Shoulder rolling is pretty obvious because when we are tense, our shoulders tend to come around our ears.  

Shoulder joints can get quite stiff and I enjoy swimming movements at this stage which have a great advantage of my not getting wet. Crawl and the butterfly and even the backward butterfly are really quite safe in the living room. 

The lower back seems to be a real focus point for anxiety and is a huge medical problem for western cultures. Forward bends are pretty good and there is no need to let the hamstrings limit the stretch. The slight bending the knee allows a better bend in the back.  Conventional yoga gets people to go into poses and hold them for a few seconds. That is not adequate to stretch out and change the entangled state of the fascia. Try “yin yoga” style holding the posse for a minute – or two – or three.. I do my yoga to my favourite music and that makes it much easier to hold poses for quite a long time.

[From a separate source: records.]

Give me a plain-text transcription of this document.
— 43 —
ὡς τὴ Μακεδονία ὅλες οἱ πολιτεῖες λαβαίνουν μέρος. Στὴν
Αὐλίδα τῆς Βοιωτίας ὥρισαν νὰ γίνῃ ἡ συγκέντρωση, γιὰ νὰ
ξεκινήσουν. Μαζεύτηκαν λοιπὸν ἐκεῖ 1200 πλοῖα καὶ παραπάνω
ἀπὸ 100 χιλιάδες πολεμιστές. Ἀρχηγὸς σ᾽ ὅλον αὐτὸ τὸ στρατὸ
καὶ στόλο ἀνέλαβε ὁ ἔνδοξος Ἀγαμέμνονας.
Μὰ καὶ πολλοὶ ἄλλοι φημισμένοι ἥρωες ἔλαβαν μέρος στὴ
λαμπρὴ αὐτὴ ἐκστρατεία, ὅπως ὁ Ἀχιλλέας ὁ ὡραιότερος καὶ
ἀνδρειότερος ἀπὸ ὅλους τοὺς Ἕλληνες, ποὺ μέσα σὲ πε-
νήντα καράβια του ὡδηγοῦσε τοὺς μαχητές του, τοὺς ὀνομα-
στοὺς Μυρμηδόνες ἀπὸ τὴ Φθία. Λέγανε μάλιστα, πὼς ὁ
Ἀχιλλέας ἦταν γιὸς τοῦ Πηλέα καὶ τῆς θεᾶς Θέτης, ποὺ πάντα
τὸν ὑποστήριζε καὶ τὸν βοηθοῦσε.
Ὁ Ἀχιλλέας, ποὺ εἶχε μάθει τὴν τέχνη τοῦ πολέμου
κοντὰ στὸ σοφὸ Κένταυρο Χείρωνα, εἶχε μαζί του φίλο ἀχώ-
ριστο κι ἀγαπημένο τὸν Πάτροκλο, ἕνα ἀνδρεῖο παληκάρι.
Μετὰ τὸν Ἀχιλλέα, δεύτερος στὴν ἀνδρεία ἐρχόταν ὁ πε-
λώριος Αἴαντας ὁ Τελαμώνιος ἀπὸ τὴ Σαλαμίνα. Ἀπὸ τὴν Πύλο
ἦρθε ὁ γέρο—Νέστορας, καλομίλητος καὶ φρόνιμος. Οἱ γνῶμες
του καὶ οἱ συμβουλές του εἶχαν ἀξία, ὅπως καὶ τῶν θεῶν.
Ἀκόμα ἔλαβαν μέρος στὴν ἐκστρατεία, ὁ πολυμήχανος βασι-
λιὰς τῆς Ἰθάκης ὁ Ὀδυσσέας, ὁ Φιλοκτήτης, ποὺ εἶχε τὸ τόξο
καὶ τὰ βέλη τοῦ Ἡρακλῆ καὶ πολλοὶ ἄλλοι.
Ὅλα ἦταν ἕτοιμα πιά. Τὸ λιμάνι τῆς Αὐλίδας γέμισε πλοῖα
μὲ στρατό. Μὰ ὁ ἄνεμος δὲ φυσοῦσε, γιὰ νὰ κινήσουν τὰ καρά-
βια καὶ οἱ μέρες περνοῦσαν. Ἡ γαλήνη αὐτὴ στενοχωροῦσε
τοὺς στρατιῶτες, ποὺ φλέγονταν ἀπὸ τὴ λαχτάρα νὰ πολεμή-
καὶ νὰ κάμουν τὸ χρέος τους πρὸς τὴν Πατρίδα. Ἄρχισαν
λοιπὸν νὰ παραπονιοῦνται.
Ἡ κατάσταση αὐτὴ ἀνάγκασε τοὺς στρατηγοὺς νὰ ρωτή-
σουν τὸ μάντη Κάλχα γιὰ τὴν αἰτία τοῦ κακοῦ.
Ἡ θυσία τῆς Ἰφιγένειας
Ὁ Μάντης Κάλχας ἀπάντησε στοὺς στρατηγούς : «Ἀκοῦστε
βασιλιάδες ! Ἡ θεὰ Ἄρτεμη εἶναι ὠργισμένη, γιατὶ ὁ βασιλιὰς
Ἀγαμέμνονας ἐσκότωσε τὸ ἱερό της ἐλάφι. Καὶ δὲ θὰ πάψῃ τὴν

The pelvis is really where the tension lies and some over-controlled western cultures are  notorious for having frozen pelvises. 

Hulahoop, and slightly embarrassing movements of thrusting and twerking are really great for loosening up the pelvis and lower back and preventing back problems. (Twerking yoga? You heard it here first.) 

I feel that my legs do not get much attention in this routine but then we do walk a great deal so hopefully that makes up for it.